My big sister has had severe schizophrenia for almost 30 years. When she was first ill and I was in my teens someone said something to me that I can still remember to this day.
I was working in my first job at Hackney Community College and having lunch with three other colleagues in the staff canteen. We were sitting in this little booth with two lovely women who were in my team and other women I didn’ t know so well. Let’s call her Sandra.
After finding out that my sister was in hospital, Sandra said, ‘Ah, sometimes I wish I could take the easy way out too.’
Even though this happened decades ago, I can still remember the look on her face as she looked wistfully into the distance, imagining that choosing to be ill and sectioned would enable her to quit the job she hated and just…
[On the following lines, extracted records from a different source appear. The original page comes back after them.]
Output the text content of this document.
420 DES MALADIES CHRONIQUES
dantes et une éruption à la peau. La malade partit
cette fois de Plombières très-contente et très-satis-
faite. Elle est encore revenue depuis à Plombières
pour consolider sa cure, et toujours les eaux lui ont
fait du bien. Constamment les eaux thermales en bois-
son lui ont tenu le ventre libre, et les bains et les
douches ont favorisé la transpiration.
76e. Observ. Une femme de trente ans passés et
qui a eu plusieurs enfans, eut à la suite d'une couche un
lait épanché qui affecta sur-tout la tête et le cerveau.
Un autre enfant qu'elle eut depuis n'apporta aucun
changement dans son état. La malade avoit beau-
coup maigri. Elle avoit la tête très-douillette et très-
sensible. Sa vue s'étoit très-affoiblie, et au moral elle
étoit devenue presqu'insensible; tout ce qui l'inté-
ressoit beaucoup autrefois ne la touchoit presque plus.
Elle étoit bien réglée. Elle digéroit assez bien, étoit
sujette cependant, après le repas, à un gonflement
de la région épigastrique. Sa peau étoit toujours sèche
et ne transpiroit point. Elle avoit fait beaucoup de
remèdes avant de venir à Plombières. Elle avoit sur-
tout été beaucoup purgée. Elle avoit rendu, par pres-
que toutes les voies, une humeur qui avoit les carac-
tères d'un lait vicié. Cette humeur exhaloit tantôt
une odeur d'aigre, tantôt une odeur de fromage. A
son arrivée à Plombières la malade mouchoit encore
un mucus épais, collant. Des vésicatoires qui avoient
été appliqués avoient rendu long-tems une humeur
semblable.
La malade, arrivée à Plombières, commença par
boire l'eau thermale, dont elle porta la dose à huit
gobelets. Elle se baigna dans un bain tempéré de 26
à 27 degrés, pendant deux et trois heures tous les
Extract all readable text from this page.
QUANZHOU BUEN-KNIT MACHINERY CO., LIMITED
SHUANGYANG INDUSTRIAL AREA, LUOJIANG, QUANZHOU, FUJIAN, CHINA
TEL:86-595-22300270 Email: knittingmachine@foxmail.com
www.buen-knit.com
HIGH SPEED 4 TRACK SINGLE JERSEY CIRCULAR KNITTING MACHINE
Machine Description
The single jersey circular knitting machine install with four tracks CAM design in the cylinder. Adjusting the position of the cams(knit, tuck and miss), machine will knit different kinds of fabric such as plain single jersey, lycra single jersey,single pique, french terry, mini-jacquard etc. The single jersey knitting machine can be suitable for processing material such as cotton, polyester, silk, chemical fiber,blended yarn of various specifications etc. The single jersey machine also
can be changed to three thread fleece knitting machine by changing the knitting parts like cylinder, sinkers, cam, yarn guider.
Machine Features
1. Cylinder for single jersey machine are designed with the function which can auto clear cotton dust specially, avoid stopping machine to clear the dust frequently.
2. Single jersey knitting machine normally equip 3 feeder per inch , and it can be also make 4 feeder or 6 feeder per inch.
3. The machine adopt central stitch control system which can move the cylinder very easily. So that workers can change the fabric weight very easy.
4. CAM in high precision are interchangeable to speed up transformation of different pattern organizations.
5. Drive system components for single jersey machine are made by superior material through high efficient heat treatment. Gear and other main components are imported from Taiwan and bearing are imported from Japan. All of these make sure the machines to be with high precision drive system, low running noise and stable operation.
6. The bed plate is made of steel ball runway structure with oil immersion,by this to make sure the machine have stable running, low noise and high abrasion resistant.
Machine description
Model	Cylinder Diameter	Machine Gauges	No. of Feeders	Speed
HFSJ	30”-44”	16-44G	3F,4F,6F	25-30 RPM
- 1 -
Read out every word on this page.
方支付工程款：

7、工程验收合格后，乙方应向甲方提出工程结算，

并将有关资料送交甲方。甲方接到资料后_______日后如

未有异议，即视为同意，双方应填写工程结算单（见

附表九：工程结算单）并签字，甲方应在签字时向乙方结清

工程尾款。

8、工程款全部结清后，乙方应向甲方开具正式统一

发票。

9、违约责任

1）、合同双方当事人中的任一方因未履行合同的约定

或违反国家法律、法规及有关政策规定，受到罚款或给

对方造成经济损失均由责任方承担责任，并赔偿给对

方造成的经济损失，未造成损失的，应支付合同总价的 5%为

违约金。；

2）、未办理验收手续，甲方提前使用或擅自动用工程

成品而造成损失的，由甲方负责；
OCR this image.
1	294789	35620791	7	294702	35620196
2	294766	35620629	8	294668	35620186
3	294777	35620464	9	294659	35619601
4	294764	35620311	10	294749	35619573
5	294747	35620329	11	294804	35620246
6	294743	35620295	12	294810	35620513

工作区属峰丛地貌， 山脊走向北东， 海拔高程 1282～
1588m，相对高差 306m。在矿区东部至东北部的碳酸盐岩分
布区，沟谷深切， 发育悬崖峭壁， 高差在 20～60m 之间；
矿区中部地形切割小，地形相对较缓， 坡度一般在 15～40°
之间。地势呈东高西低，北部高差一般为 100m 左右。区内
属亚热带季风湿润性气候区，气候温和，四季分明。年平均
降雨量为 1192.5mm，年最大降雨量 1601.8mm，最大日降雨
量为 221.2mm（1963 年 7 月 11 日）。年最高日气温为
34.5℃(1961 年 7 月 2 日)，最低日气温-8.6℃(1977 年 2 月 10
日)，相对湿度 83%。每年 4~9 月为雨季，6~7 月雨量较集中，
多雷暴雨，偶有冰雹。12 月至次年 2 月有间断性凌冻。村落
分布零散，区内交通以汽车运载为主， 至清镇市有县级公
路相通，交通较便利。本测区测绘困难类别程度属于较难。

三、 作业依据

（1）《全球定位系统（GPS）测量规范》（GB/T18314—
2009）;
TBH, I’m not sure what she thought being locked into a psychiatric ward would be like, but wow she must have hated her job.
I’ve now survived my own experiences of psychosis, mania and depression following the birth of my son (which you may have already read about in my book, Rattled), I’ve pondered many a time, ‘Why me? What caused me to get so ill?’
So to mark mental health awareness week 2019, I’ve tried to map the complicated causal pathways that can lead to mental ill health in this hand-drawn infographic. It shows what can lead to mental ill health. And what definitely doesn’t.
Let me know if I’ve missed anything?
#sicknotweak #mentalhealth #causesofmentalhealth
This is clever, it shows a complicated set of factors very clearly. Loved that you put the factors that don’t cause mental illness – both in the well known “just pull yourself together and stop being a drama queen” category.